To start, I had a conversation with my mother that wasn’t so great; we didn’t argue or anything but life isn’t going well for my parents at the moment so that’s weighing heavily on my mind.
Then, I had an issue with my new company and their policy on vacation time. My task leader just keeps shaking his head because my company is clearly not dealing with the expansion of additional personnel all that well, and for some reason, they’ve decided to use me as their problem child. Only problem is, I’m not doing anything wrong or out of policy. I’ve followed all their requests, submitted my three days off for this summer in advance (yes, only three days! And not together, one a month!!) – had them approved, and still they are having issue with the fact that I work only 35 hours as opposed to 40 because they don’t really want me using vacation time, they’re prefer I comp the time. Which of course I can’t do, since I work 35 hours. And hello – isn’t vacation a benefit that I’m entitled to as an employee?? WTF.
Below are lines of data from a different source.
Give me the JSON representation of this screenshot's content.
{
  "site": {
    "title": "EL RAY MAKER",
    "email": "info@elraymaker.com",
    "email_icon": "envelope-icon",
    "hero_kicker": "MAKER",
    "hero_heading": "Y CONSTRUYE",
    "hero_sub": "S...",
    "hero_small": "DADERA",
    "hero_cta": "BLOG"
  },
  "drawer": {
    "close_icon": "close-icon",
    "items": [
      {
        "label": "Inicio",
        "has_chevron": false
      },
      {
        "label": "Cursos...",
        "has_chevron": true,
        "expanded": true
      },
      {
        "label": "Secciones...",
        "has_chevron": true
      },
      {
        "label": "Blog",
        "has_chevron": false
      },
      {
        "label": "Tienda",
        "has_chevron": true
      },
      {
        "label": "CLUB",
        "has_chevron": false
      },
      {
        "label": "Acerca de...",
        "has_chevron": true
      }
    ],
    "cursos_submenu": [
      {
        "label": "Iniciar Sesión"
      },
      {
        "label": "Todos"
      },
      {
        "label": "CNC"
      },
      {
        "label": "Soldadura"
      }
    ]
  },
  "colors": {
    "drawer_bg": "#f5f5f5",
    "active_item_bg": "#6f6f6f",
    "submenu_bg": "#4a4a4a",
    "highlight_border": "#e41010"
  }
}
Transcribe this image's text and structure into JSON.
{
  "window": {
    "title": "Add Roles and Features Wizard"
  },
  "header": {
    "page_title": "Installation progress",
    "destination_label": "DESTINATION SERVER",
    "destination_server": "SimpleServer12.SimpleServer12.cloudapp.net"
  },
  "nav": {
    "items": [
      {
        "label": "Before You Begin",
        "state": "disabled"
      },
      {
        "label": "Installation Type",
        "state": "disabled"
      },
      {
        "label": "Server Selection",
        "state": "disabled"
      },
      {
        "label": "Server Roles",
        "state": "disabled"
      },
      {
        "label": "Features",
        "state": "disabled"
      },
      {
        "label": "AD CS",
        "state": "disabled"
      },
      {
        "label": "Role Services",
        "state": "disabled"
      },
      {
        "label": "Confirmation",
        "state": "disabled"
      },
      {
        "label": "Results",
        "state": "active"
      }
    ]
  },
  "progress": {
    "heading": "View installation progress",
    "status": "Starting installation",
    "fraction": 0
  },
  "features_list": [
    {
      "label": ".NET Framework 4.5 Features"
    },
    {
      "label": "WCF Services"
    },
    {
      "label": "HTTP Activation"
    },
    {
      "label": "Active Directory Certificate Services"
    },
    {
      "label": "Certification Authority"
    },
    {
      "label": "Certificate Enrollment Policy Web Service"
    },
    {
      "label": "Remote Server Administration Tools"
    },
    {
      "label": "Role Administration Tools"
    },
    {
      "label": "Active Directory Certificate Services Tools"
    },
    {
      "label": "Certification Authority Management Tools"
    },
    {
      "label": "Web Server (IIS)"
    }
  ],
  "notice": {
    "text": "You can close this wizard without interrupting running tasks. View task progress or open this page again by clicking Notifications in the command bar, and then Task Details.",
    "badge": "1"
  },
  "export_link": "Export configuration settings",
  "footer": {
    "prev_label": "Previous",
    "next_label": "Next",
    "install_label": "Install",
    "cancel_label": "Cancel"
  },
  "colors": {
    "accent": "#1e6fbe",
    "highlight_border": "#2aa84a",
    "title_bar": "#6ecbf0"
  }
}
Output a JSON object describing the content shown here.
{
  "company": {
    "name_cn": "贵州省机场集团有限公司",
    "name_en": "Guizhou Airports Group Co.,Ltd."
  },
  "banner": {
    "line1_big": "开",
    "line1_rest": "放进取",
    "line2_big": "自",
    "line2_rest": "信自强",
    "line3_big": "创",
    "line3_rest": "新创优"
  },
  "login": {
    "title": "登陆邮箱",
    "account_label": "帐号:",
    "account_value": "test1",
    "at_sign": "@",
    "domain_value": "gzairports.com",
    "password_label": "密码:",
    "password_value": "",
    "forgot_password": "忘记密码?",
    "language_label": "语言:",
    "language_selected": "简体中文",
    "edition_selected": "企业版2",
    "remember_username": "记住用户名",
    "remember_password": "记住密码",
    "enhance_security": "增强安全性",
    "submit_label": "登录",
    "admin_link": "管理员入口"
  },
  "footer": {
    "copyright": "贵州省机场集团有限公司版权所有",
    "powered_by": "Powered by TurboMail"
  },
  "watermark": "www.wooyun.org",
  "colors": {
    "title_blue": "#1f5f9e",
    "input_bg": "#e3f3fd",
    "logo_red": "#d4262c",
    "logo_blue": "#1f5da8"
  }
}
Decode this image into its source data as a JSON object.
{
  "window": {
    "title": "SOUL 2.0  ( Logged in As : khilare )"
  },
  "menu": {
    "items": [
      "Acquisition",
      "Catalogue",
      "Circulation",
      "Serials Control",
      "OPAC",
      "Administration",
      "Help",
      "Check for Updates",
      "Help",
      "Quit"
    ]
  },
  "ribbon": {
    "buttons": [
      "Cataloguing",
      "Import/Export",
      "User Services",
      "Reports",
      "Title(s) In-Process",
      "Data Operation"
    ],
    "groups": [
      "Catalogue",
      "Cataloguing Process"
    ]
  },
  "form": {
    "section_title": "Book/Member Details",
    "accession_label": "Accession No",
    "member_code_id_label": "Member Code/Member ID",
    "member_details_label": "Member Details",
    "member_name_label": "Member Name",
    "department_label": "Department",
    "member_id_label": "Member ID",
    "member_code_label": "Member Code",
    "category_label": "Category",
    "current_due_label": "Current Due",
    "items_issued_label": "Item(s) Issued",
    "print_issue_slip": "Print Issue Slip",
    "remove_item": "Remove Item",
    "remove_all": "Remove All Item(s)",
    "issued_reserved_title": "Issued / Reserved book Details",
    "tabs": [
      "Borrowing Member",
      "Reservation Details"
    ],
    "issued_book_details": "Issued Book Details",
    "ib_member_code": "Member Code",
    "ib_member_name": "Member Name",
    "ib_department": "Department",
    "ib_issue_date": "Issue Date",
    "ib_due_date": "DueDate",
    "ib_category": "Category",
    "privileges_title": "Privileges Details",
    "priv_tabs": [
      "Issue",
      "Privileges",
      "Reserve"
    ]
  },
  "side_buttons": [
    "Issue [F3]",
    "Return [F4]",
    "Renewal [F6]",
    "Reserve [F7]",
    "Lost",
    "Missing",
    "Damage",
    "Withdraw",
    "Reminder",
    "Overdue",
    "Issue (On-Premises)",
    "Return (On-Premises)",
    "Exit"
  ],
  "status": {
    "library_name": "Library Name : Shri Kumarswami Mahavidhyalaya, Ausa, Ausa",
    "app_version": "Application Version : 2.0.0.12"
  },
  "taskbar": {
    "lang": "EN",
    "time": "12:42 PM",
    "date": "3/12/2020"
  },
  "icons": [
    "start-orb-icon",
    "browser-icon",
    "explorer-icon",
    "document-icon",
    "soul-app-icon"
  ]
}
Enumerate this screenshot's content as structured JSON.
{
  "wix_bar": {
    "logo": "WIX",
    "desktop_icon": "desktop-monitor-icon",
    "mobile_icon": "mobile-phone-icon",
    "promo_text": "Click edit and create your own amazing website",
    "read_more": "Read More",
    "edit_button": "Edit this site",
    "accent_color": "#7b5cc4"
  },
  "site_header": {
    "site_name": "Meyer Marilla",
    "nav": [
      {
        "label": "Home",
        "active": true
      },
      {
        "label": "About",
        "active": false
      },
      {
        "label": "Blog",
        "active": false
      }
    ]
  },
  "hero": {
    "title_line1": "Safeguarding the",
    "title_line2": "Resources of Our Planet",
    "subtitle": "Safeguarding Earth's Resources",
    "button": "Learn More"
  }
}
A friend of mine in the office suggested the last time I had the round robin of emails with them, that it may have something to do with my appearance; a thought that hadn’t crossed my mind up until she had said it. The scenario is this: the “president” of the company (whom I do all the interacting with) is a stay at home mom of 4, and her husband is the one I’ve met and inprocessed with. My friend suggested that it’s possible that her husband might have inadvertently made a comment about my appearance, and…since she is the one who actually got my badge made - she might have just put the two together and there you have it: Insta-Meow. I hadn’t even thought about that, because I truly don’t think that way myself – but my friend said candidly that even her husband is sensitive about making comments about her friends appearances to her, just because…well, she might not mean to be upset about it, but she might be. Interesting, huh? So I don’t really know if the issue is my being “part time”, is it just me (as much it can be from not ever meeting me?) – or a combination of both. I’d really hate to think that it would be along the lines of what my friend suggested. Partly because, that’s a sad state of thought from a woman who owns a business; and partly because seriously, that’s just foolish.
Moving on to a phone call I received from the town manager. It was a good phone call, all sorts of exciting things about the petition and a liquor license, but I’m not quite ready to spill the beans on that one, just yet. Needless to say though, it did prompt me to call the local paper and retract a very lovely letter to the editor I had written to thank the people who have graciously supported the cause thus far. That may be better served at a later date if the turn of events that could go place, do occur.
The only real saving grace to the day is that tonight is the Jason Varitek golfing soiree that I’m going to – and of course, some great sushi for dinner.
Hopefully the location is air conditioned, because it’s not air conditioned here in work, and it’s disgustingly humid and sticky in here. Seriously, my clothes feel damp and we’re all sort of sticking to the desks and keyboards.
I so can not wait to hit the shower.
2 comments:
The thing that struck me was the calling of the paper to retract the letter. Good on you. And lucky to be able to get it done before it went to print, too.
Best of luck on all fronts. God bless!
Thanks Suldog. :)
There's so many variables and it's all so nebulous right now...I just don't want to make a wrong move anywhere!!!